Later…We have now had an excellent meal in a warm atmosphere – an aperitivo of Parmesan cheese, salami and some pressed meat with bread & red wine, home-made ravioli with pesto, hot meat-loaf with sauce & a salad of delicious tomatoes & wonderful sweet little fresh white onions which one can just munch away on! I was the chief translator for the Irish and German walkers so it was for me to ask for more red wine to accompany this good meal but no problem at all… Everyone was happy to fall into bed.
If it is pouring, as predicted tomorrow “brutto tempo”, Fausto had said that he will drive those who desire it over the pass to Pontremoli in Tuscany…but the sun always shines in Tuscany, doesn’t it?
Highlights of the day and things I have seen, learnt,
-vistas, vistas and more beautiful vistas!
– yes, it’s going to be a good year for cherries again, now just many little green fruit on the trees
– surprise of the day was an extraordinary fig tree beside the road (I love figs!) which in mid-May at 850m already had at least a hundred, if not more, tiny fruit on the branches!
-the beautiful simple Duomo of Bercetto with its Stations of the Cross and the perfect Murano chalice. I lit a candle there thinking of all friends and family.

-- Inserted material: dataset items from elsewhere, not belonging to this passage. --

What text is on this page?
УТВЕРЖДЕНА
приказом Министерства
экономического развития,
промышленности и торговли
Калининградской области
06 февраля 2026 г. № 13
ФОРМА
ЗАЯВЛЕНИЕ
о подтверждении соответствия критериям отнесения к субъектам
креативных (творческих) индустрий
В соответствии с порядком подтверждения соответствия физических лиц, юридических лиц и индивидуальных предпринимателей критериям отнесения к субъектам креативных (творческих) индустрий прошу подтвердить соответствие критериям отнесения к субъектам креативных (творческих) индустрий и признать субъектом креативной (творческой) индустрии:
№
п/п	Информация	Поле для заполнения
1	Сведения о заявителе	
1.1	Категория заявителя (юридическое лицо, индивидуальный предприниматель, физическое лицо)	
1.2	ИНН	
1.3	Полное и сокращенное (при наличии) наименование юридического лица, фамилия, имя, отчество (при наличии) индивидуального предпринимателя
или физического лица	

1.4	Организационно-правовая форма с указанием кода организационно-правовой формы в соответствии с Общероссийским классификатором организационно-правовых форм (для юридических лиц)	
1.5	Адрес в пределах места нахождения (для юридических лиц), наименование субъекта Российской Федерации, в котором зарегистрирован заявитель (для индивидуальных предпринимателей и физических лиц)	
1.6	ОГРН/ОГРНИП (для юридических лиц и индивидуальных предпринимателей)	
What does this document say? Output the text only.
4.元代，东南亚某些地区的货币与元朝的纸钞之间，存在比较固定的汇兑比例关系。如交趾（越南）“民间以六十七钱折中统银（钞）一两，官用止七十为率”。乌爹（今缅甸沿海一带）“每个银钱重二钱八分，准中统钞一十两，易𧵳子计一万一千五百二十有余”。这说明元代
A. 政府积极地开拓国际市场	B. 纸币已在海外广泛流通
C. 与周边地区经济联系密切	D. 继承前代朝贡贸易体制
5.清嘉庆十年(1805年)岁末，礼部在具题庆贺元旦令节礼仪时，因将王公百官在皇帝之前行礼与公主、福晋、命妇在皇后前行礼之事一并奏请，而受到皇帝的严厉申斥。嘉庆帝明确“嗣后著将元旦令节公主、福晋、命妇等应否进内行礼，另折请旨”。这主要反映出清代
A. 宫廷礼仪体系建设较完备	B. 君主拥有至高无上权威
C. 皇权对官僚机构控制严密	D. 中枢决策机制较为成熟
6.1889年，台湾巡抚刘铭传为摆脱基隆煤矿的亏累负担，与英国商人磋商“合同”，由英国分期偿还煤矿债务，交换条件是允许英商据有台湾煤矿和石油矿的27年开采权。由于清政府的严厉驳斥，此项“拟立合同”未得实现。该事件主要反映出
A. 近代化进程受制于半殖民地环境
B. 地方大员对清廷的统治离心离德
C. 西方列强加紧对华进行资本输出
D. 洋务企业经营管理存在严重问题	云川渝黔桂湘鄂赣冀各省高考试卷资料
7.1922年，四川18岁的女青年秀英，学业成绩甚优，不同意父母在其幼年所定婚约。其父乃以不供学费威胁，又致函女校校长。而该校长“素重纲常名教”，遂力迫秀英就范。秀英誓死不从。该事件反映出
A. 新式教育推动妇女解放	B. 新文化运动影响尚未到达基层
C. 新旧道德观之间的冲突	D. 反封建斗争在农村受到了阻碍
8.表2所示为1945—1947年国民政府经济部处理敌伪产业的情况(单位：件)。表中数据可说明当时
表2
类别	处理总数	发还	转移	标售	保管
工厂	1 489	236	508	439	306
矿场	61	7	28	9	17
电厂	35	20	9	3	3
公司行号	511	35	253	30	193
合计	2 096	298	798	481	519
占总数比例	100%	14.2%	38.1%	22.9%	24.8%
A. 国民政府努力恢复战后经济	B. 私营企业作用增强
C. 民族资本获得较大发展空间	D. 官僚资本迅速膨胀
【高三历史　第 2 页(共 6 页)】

-the warm welcome of Catarina and Fausto in such cold conditions
** from Wikipedia:
Marie Louise (Maria Ludovica Leopoldina Franziska Therese Josepha Lucia; 12 December 1791 – 17 December 1847) was an Austrian archduchess who reigned as Duchess of Parma from 1814 until her death. She was Napoleon’s second wife and, as such, Empress of the French from 1810 to 1814.
As the eldest child of the Habsburg Emperor Francis II of Austria and his second wife, Maria Theresa of Naples and Sicily, Marie Louise grew up during a period of continuous conflict between Austria and revolutionary France. A series of military defeats at the hands of Napoleon Bonaparte had inflicted a heavy human toll on Austria and led Francis to dissolve the Holy Roman Empire.
The end of the War of the Fifth Coalition resulted in the marriage of Napoleon and Marie Louise in 1810, which ushered in a brief period of peace and friendship between Austria and the French Empire. Marie Louise dutifully agreed to the marriage despite being raised to despise France. She was an obedient wife and was adored by Napoleon, who had been eager to marry a member of one of Europe’s leading royal houses to cement his relatively young Empire. With Napoleon, she bore a son, styled the King of Rome at birth, later Duke of Reichstadt, who briefly succeeded him as Napoleon II.
Napoleon’s fortunes began to change dramatically in 1812 after his failed invasion of Russia. The European powers, including Austria, resumed hostilities towards France in the War of the Sixth Coalition, which ended with the abdication of Napoleon and his exile to Elba. The 1814 Treaty of Fontainebleau handed over the Duchies of Parma, Piacenza and Guastalla to Empress Marie Louise. She ruled the duchies until her death.